Clay County became a major tourist destination when hostilities ended after the Civil War. Northerners took advantage of the wave of steamboats that made it easy for them to come south to see relatively unexplored lands.
Many medical tourists came to enjoy the warm winter weather and take the “water cure.”
The Magnolia Springs Hotel was, for a time, the most important resort in Florida. Other hotels in Green Cove Springs, like the Hibernia on Fleming Island and others in Orange Park, took advantage of its draw and tried to trump it. This area was a prime location — deep enough into wild Florida to get a feel for the place but not so far that a decent dinner could still be found. The tourists were thrilled with the golf and alligators, just as they are today.

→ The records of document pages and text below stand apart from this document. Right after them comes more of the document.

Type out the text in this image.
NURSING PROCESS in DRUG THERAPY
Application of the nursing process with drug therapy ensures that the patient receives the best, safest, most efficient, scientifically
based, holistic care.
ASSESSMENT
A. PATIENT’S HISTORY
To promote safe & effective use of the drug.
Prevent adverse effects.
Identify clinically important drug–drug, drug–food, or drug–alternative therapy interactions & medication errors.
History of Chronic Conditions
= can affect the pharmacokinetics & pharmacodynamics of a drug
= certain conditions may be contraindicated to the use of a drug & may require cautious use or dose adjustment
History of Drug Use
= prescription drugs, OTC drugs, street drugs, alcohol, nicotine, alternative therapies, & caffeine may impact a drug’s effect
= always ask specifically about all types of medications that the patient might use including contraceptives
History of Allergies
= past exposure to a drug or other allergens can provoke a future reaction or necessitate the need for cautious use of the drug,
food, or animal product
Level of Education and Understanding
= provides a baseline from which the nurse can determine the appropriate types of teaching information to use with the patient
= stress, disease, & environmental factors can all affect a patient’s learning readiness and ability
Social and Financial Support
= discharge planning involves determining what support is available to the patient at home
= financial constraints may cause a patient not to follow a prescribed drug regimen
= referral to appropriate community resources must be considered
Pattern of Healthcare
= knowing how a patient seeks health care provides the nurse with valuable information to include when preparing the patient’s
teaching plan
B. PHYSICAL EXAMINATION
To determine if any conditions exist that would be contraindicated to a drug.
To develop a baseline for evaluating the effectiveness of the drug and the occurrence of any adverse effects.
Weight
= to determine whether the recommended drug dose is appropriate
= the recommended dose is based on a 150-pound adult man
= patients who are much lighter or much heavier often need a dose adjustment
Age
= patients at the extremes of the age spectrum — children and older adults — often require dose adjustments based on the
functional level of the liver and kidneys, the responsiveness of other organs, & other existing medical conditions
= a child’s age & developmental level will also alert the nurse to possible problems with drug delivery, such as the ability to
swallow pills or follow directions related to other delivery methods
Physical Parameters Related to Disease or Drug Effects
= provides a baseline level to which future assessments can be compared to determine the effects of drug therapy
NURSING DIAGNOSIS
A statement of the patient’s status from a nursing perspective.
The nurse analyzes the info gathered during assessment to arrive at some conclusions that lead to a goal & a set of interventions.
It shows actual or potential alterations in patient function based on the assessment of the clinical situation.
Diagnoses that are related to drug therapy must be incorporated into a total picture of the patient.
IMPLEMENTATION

The Hotel Era rapidly declined as railroads took tourists beyond Clay County to Flagler’s hotel jewels in St. Augustine, Miami, and Tampa. The hotels, mostly wooden structures, were no longer as attractive as they deteriorated or burned. A series of cold winters, particularly that of 1895, didn’t help. Any hope of a hotel-oriented tourism revival ended when WWI ended future festivities.
By 1916, there were eight hotels in the whole county, including six in Green Cove Springs: Mohawk (Mrs. C. W. Tyler – 20 rooms), Riverside (Mrs. H. W. Hancock – 10 rooms), Oakland (George R. Duncan – 19 rooms), Quisisana (E. L. Caswell – 59 rooms), Seminole (Mrs. J. W. Lucas – 19 rooms), Clarendon House (Mrs. E. Y. Harvey – 9 rooms), Fleming House (F. A. Fleming at Hibernia – 29 rooms) and Martin (Mrs. M. Martin at Orange Park -47 rooms). By the Great Depression, even these struggled.
Learn more about the early hotels of Clay County and the amazing Fanny Brown, the northern socialite who brought golf to Northeast Florida. What began as a plantation became Brown’s private paradise and then a hotel the Fleming Family ran again. Find out more in this thought-provoking article, Golf at Hibernia.
Early Hotels of Clay County
Clarendon– The Clarendon opened in December, 1871. Together with its two cottages, it accommodated 200 guests.
Gleave House– Green Cove Springs. Owned by Stanislaus Glinski, and previously by Emily Barbino. (Parade of Memories, pg 125)
Hibernia– This postcard is one of the only images which shows the Fleming house as the Hibernia Hotel. It lists Mrs. F. Fleming as the proprietress.
Keystone Inn– Built in 1923 on Lake Geneva
Magnolia Springs– The County now maintains a cemetery that happened to be on the property. It was located where the St. Johns Landing Apartments now stand.
Morganza– See Rivercraft
Park View Hotel– Orange Park. Previously called Hotel Marion, it was later purchased by Moosehaven and became Brandon Hall.
Palmetto House– Green Cove Springs. See Hooper’s “Clay County,” pg 68.
Parkview– Orange Park. Burned April 2, 1881 (see A. M. Reed Diary)
Pines– Green Cove Spring
Qui-Si-Sana– The Qui-Si-Sana, in Green Cove Springs, worked hard to upstage Magnolia Springs, and featured a casino. Torn down in 2002 to build the new Town Hall.
Rivercraft (Rivercroft)– The St. Elmo, The Morganza
Seminole Hotel (The Tyler House)- Photo in Hooper’s “Clay County,” pg 75
Sparhawk (Orange Park)
St. Clair Hotel– Built by Theodore Edgerton in 1873. 50 rooms. A brochure is available at the Florida State Library in Tallahassee (OCLC 43678884).
St. Elmo– See Rivercraft
Union Hotel– Green Cove Springs. Accommodations for fifty guests. (Parade of Memories, pg 125). Built by Joseph D. Mitchell. Sold to Theodore T. Edgerton in 1873. He tore it down and built the St. Clair.
Hotels in Other Times
One of the first structures in the Keystone Heights area, this hotel was built by William King after 1900. Later, John J. Lawrence used the structure as the headquarters of his Lawrence Development Co. as he founded Keystone Heights.
Now a private club with bed and breakfast facilities, the grounds and buildings of the Caleb Johnson estate have a rich history, intermingled with the development of Orange Park, Florida. Located on the banks of the St. Johns River, the club is a sought-after venue for many weddings and receptions.
Colonial Inn at Penney Farms
Built in the 1930’s by the WPA out of second-hand bricks, this inn’s last known public function was during the county’s celebration of the nation’s bicentennial in 1976.
The first inn of any sort known in Clay County, it was located on the Alachua Trail. Mrs. Monroe’s Inn was destroyed by fire during the First Seminole War.
St. Johns Inn
Apparently built prior to 1927 and existed when Long Branch changed its name to Penney Farms in that year.